Um tripé de maldades suspende vidas perdidas, gente inundada de sofrimento e a dor insuportável por mortes de parentes, muitas à espera de justiça
Texto e fotos: Aristides Barros
Mislane se arma de amor e revolta para buscar justiça ao acontecido com a filha
Mislane Valentim dos Santos, 31 anos, espera respostas e, mais que isso, justiça para a sua filha, Thayná Valentim Soares Lima Santos, morta aos cinco anos de idade.
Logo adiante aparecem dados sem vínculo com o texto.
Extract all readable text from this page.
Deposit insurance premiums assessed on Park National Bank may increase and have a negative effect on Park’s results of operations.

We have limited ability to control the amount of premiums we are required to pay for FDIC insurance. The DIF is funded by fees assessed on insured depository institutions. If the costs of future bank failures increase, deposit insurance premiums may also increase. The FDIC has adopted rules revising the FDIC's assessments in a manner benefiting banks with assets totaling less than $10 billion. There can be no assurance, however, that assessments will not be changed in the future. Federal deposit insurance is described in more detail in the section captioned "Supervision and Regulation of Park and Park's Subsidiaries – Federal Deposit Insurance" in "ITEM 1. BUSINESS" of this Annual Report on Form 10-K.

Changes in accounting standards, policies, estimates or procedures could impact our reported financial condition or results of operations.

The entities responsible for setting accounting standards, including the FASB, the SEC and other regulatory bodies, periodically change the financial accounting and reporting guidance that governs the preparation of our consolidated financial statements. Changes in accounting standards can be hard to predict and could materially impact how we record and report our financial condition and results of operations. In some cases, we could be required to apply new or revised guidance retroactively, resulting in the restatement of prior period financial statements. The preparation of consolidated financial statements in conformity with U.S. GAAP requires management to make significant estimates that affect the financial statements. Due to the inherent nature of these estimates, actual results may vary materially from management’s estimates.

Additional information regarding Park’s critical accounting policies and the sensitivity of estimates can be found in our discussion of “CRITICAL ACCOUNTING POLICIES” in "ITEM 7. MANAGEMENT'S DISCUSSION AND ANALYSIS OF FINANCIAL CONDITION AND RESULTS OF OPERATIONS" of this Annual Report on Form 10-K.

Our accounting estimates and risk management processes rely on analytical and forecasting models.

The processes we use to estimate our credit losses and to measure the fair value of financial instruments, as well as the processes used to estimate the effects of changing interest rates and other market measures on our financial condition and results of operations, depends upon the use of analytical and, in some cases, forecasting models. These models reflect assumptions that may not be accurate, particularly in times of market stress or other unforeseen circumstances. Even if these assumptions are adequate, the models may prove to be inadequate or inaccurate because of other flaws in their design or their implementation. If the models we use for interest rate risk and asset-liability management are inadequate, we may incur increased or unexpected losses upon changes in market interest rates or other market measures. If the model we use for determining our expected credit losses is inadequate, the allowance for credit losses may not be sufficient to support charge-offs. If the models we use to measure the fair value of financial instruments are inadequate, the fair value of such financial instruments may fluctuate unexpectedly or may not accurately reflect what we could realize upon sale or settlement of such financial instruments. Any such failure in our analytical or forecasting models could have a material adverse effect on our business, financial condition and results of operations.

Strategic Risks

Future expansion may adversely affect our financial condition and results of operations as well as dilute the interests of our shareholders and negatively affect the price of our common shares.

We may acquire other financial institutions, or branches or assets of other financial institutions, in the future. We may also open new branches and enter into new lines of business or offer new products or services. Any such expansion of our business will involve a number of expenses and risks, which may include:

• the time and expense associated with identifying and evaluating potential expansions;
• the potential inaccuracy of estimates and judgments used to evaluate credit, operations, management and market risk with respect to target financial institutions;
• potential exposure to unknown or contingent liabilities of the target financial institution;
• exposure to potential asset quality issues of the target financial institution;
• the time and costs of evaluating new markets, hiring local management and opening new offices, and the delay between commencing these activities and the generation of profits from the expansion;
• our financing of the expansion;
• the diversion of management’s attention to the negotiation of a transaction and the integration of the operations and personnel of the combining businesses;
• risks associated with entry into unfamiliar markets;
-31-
A mãe suspeita que a morte da menina ocorrida no dia 20 de abril, deste ano, esteja relacionada a possíveis erros no atendimento realizado no Hospital de Bertioga.
Ela antecipou que vai tentar levar os supostos responsáveis ao banco dos réus, com o objetivo de que eles não fiquem impunes e não façam novas vítimas. Destaca-se que essa não será a primeira vez que o hospital vai “pisar” nos tribunais.
Ações dessa natureza contra a unidade de saúde são recorrentes, alguns casos vêm a público e viram processos e outros são, aparentemente, “silenciados”.
Os problemas com a menina começaram em casa e pioraram quando ela foi levada para a Estratégia da Saúde da Família (ESF) que fica no bairro de Boracéia onde a família reside. Da ESF, Thayná foi removida para o Hospital de Bertioga, onde teria sido tratada com o diagnóstico de pneumonia.
Depois de três dias e já com o estado de saúde agravado conseguiram sua transferência para o Hospital Guilherme Álvaro, em Santos, onde após oito dias de internação veio a falecer.
Em Santos, junto ao diagnóstico de pneumonia, os médicos detectaram que a menina teve um problema neurológico, inclusive teria sofrido um Acidente Vascular Cerebral (AVC). A certidão de óbito apontou a causa da morte em decorrência de: sepse, pneumonia bilateral extensa, hemorragia intracerebral. A mãe até hoje se pergunta o que aconteceu para a filha ter uma morte tão sofrida.
Ela revela uma sucessão de falhas na forma de atendimento de Thayná no Hospital de Bertioga. Relata o “abandono” de Thayná em uma sala de observação quando a menina deveria ser levada para um leito pediátrico. A frieza com que alguns funcionários se dirigiam ela que já estava atordoada ao ver a menina padecendo. “É muita falta de empatia com a dor do próximo”, comparou.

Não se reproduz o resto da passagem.